Nolwen Berthier, grimpeuse française et ambassadrice Patagonia

Il y a quelques temps, nous avons eu la chance et le plaisir d’échanger avec Nolwen Berthier. Passionnée par l’escalade depuis sa jeunesse, Nolwen est devenue aujourd’hui grimpeuse professionnelle. Riche de son parcours, Nolwen est une personne très inspirante et nous étions ravie de pouvoir passer ce moment ensemble pour notre premier entretien Grimpeez ! Nous espérons que cette retranscription sera à la hauteur du contenu.

Pour contextualiser l’entretien, l’idée de cet interview était de mettre en lumière un croisement entre l’escalade et l’environnement. L’objectif : dresser le portrait de Nolwen Berthier, grimpeuse de haut niveau, en lien avec son statut d’ambassadrice Patagonia et ses engagements environnementaux afin d’apporter une vision nouvelle, bienveillante et éco-responsable en tant que pratiquante en milieu naturel.   

Mots clés : environnement, escalade, écologie, sport, engagement, nature. 

Interview

1 – Nolwen, peux-tu te présenter sur ton parcours de grimpeuse des débuts à aujourd’hui ? 

J’ai grandi à Lyon et j’ai commencé l’escalade à l’âge de 12 ans par à la compétition. En parallèle, j’ai fais des études d’ingénieure, en énergie et environnement à l’INSA Lyon, avec un parcours adapté pour les sportifs. Cet aménagement m’a permis de concilier étude et sport et ainsi faire partie de l’équipe de France Jeune, puis Réserve, puis Sénior, notamment en difficulté, mais j’ai aussi fais un tour en équipe de France de bloc.

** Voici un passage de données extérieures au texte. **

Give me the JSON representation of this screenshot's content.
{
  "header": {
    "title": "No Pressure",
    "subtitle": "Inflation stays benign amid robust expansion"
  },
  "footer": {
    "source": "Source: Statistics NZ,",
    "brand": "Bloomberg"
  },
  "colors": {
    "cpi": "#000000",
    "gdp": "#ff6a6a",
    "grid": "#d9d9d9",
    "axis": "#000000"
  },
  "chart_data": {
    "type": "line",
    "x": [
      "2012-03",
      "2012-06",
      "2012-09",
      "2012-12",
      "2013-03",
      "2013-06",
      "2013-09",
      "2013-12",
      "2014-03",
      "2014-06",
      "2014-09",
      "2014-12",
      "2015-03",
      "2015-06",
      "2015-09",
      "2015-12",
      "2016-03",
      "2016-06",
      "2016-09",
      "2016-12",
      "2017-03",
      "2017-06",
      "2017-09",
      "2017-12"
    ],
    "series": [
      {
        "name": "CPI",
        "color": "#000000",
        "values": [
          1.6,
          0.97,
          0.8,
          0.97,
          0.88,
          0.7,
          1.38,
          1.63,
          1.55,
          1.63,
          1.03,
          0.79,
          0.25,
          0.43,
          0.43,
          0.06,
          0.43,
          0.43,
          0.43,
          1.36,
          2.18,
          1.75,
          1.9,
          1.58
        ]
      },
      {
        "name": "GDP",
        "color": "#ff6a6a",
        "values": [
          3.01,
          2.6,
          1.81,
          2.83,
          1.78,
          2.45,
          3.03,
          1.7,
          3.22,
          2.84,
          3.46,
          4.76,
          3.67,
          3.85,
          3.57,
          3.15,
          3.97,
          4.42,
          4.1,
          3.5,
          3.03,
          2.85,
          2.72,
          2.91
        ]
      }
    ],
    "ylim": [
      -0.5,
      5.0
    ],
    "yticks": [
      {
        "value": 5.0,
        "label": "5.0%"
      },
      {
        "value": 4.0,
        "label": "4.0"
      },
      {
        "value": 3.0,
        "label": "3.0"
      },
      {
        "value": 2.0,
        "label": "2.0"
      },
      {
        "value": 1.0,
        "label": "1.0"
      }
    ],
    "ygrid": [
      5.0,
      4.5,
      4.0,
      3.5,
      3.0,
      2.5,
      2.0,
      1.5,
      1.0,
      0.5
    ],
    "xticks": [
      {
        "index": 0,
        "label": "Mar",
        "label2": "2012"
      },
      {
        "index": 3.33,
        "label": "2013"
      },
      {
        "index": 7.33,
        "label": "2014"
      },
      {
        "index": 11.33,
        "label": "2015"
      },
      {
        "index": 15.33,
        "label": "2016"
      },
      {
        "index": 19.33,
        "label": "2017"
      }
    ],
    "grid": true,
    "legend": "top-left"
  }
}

Après mes études, j’ai effectué un stage de fin d’études à Aix-en-Provence en tant que responsable RSE. (Note de la rédaction : Le responsable RSE est chargé de développer, mettre en place et superviser la stratégie de Responsabilité Sociétale et Environnementale (RSE) dans une organisation privée ou publique)

En travaillant à Aix-en-Provence, j’ai eu la chance de pouvoir grimper en falaise plus régulièrement et de pouvoir m’investir dans des voies dures. Cependant, pour bien avancer, j’ai compris qu’il allait me falloir faire un choix. Avec l’arrivée du Covid, j’ai décidé de me concentrer uniquement sur l’escalade en falaise et de continuer à travailler à côté. J’ai donc abandonné la compétition.

Actuellement, je suis en période de transition. Je cherche à trouver un équilibre en me lançant en indépendante dans mon métier.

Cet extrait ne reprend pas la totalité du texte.